The Rais had told him our adventure with the saint, at which he laughed very heartily, saying, I was a wise man and a man of conduct. To me he only said, “they are bad people at Dendera;” to which I answered, “there were very few places in the world in which there were not some bad.” He replied, “Your observation is true, but there they are all bad; rest yourselves however here, it is a quiet place; though there are still some even in this place not quite so good as they ought to be.”

The Shekh was a man of immense riches, and, little by little, had united in his own person, all the separate districts of Upper Egypt, each of which formerly had its particular prince. But his interest was great at Constantinople, where he applied directly for what he wanted, insomuch as to give a jealousy to the Beys of Cairo. He had in farm from the Grand Signior almost the whole country, between Siout and Syene, or Assouan. I believe this is the Shekh of Upper Egypt, whom Mr Irvine speaks of so gratefully. He was betrayed, and murdered some time after, by one of the Beys whom he had protected in his own country.

While we were at Furshout, there happened a very extraordinary phænomenon. It rained the whole night, and till about nine o’clock next morning; and the people began to be very apprehensive least the whole town should be destroyed. It is a perfect prodigy to see rain here; and the prophets said it portended a dissolution of government, which was justly verified soon afterwards, and at that time indeed was extremely probable.

Furshout is in lat 26° 3´30´´; above that, to the southward, on the same plain, is another large village, belonging to Shekh Ismael, a nephew of Shekh Hamam. It is a large town, built with clay like Furshout, and surrounded with groves of palm trees, and very large plantations of sugar canes. Here they make sugar.

Shekh Ismael was a very pleasant and agreeable man, but in bad health, having a violent asthma, and sometimes pleuretic complaints, to be removed by bleeding only. He had given these friars a house for a convent in Badjoura; but as they had not yet taken possession of it, he desired me to come and stay there.

Friar Christopher, whom I understood to have been a Milanese barber, was his physician, but he had not the science of an English barber in surgery. He could not bleed, but with a sort of instrument resembling that which is used in cupping, only that it had but a single lancet; with this he had been lucky enough as yet to escape laming his patients. This bleeding instrument they call the Tabange, or the Pistol, as they do the cupping instrument likewise. I never could help shuddering at seeing the confidence with which this man placed a small brass box upon all sorts of arms, and drew the trigger for the point to go where fortune pleased.

Shekh Ismael was very fond of this surgeon, and the surgeon of his patron; all would have gone well, had not friar Christopher aimed likewise at being an Astronomer. Above all he gloried in being a violent enemy to the Copernican system, which unluckily he had mistaken for a heresy in the church; and partly from his own slight ideas and stock of knowledge, partly from some Milanese almanacs he had got, he attempted, the weather being cloudy, to foretel the time when the moon was to change, it being that of the month Ramadan, when the Mahometans’ lent, or fasting, was to begin.

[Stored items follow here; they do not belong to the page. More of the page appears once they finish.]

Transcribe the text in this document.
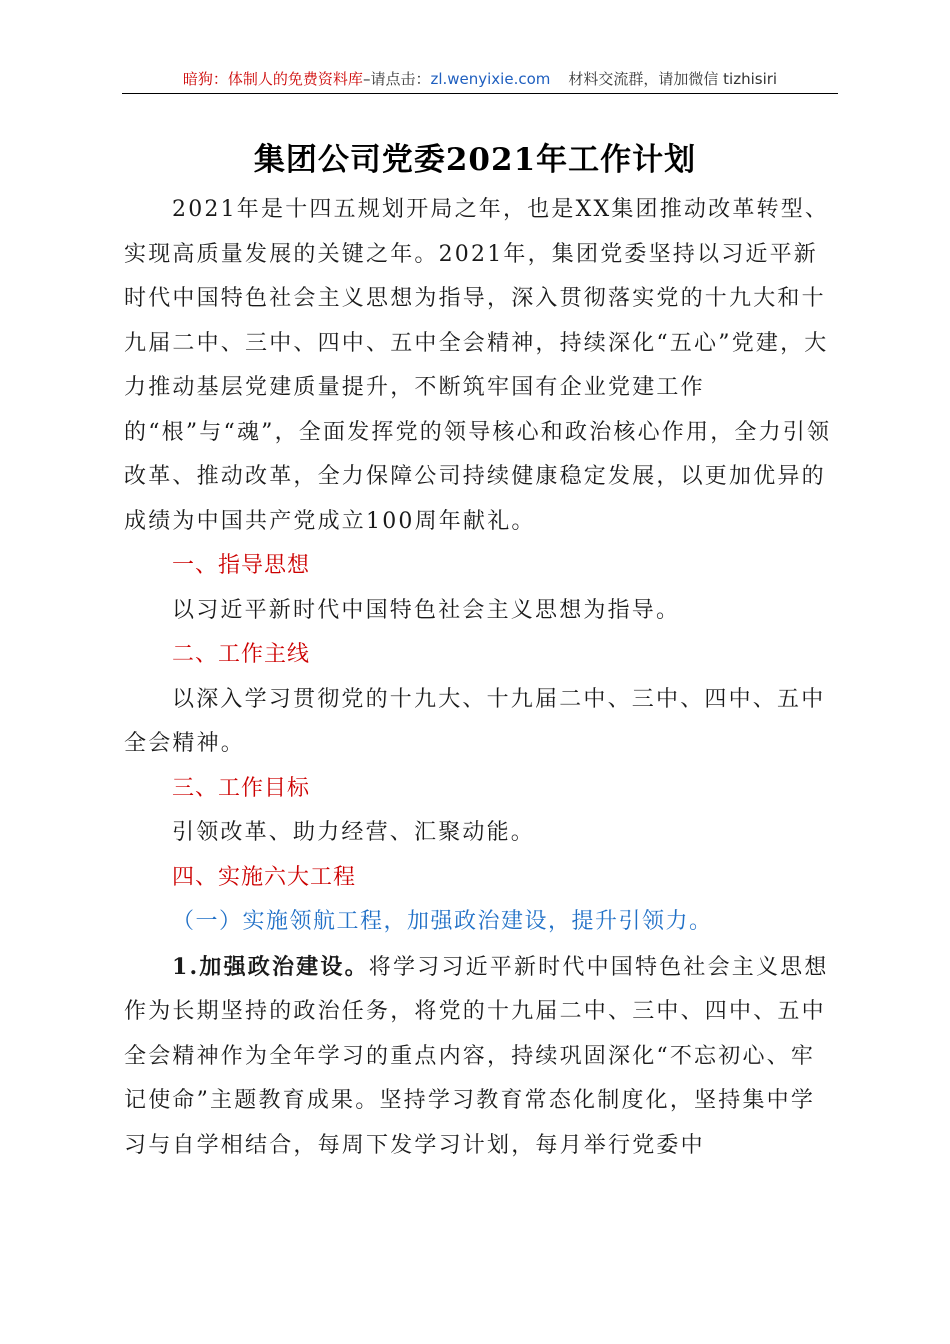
暗狗：体制人的免费资料库–请点击：zl.wenyixie.com 材料交流群，请加微信 tizhisiri
集团公司党委2021年工作计划

2021年是十四五规划开局之年，也是XX集团推动改革转型、实现高质量发展的关键之年。2021年，集团党委坚持以习近平新时代中国特色社会主义思想为指导，深入贯彻落实党的十九大和十九届二中、三中、四中、五中全会精神，持续深化“五心”党建，大力推动基层党建质量提升，不断筑牢国有企业党建工作的“根”与“魂”，全面发挥党的领导核心和政治核心作用，全力引领改革、推动改革，全力保障公司持续健康稳定发展，以更加优异的成绩为中国共产党成立100周年献礼。

一、指导思想

以习近平新时代中国特色社会主义思想为指导。

二、工作主线

以深入学习贯彻党的十九大、十九届二中、三中、四中、五中全会精神。

三、工作目标

引领改革、助力经营、汇聚动能。

四、实施六大工程

（一）实施领航工程，加强政治建设，提升引领力。

1.加强政治建设。将学习习近平新时代中国特色社会主义思想作为长期坚持的政治任务，将党的十九届二中、三中、四中、五中全会精神作为全年学习的重点内容，持续巩固深化“不忘初心、牢记使命”主题教育成果。坚持学习教育常态化制度化，坚持集中学习与自学相结合，每周下发学习计划，每月举行党委中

It happened that the Badjoura people, and their Shekh Ismael, were upon indifferent terms with Hamam, and his men of Furshout, and being desirous to get a triumph over their neighbours by the help of their friar Christopher, they continued to eat, drink, and smoke, two days after the conjunction.

The moon had been seen the second night, by a Fakir[115], in the desert, who had sent word to Shekh Hamam, and he had begun his fast. But Ismael, assured by friar Christopher that it was impossible, had continued eating.

The people of Furshout, meeting their neighbours singing and dancing, and with pipes of tobacco in their mouths, all cried out with astonishment, and asked, “Whether they had abjured their religion or not?”—From words they came to blows; seven or eight were wounded on each side, luckily none of them mortally.—Hamam next day came to inquire at his nephew Shekh Ismael, what had been the occasion of all this, and to consult what was to be done, for the two villages had declared one another infidels.